When Dr. Hoekelman stepped down as chair and McAnarney took over, a pediatric chief resident at that time, Jeffrey Kaczorowski, M.D., with another chief resident, saw an opportunity to harness their energy for a program called Pediatric Links with the Community/Child Advocacy Resident Education Track (PLC/CARE). The program aims to help residents, fellows and medical students understand community-based and -oriented care. Specifically, it focuses on children who lack access to care because of socio-economic reasons or because of special health needs.

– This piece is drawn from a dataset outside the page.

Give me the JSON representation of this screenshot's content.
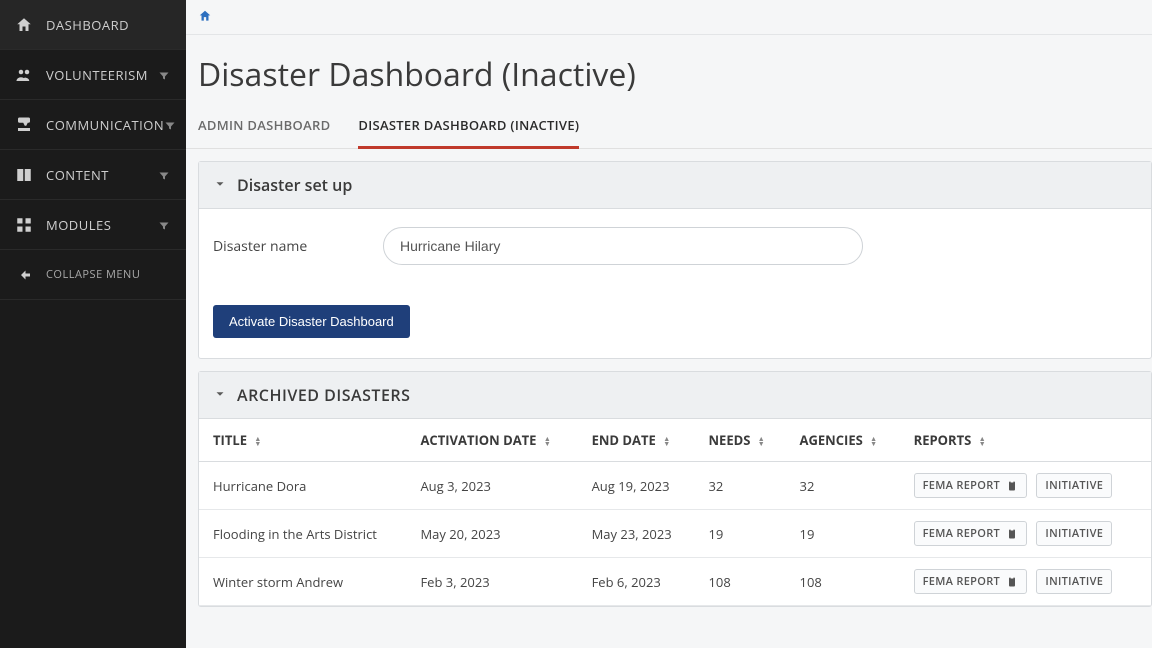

The program was exactly the type of teaching Hoekelman believed in and he became the faculty advisor for it.

“He had a right to have some time off to himself and focus on other things, but that wasn’t who he was,” said Kaczorowski., co-director of PLC, an associate professor of Pediatrics and president of The Children’s Agenda, a children’s advocacy organization. “He was ready to take on the challenge.”

PLC/CARE has since become a national model for training future doctors in how to practice “community pediatrics.” Kaczorowski is the national director for the Pediatrics Community Pediatrics Training Initiative. PLC/CARE announced a name-change on Wednesday (March 6). It is now called The Hoekelman Center.

“He recognized that so much of the emerging morbidities and the emerging problems with kids meant that pediatricians needed to be active in the community,” Kaczorowski said. “He was extraordinary.”

Kaczorowski and his pediatrician-wife, Laura Jean Shipley, M.D., visited their “professional-grandfather” with their two children less than a week before he died. He said Dr. Hoekelman was happy to see him and his wife, but he lit up at the sight of their children.

“Visiting him this past weekend reminded me how much he loved children… He absolutely loved kids.”

Dr. Hoekelman was predeceased in 2006 by his wife of 56 years, Ann Sheeler Hoekelman, and is survived by his four daughters, Gretchen Hoekelman of Canandaigua, NY, Kathryn Wissler of Pittsford, Jane Hoekelman of St. Louis, M.O., and Alison Cushing of Crozet, V.A., and by his eight grandchildren.

Memorial contributions may be made to The Hoekelman Center at the Department of Pediatrics, University of Rochester School of Medicine and Dentistry, Box 777, 601 Elmwood Ave., Rochester, NY, 14642 or to Sonnenberg Gardens, 151 Charlotte St., Canandaigua, NY, 14424.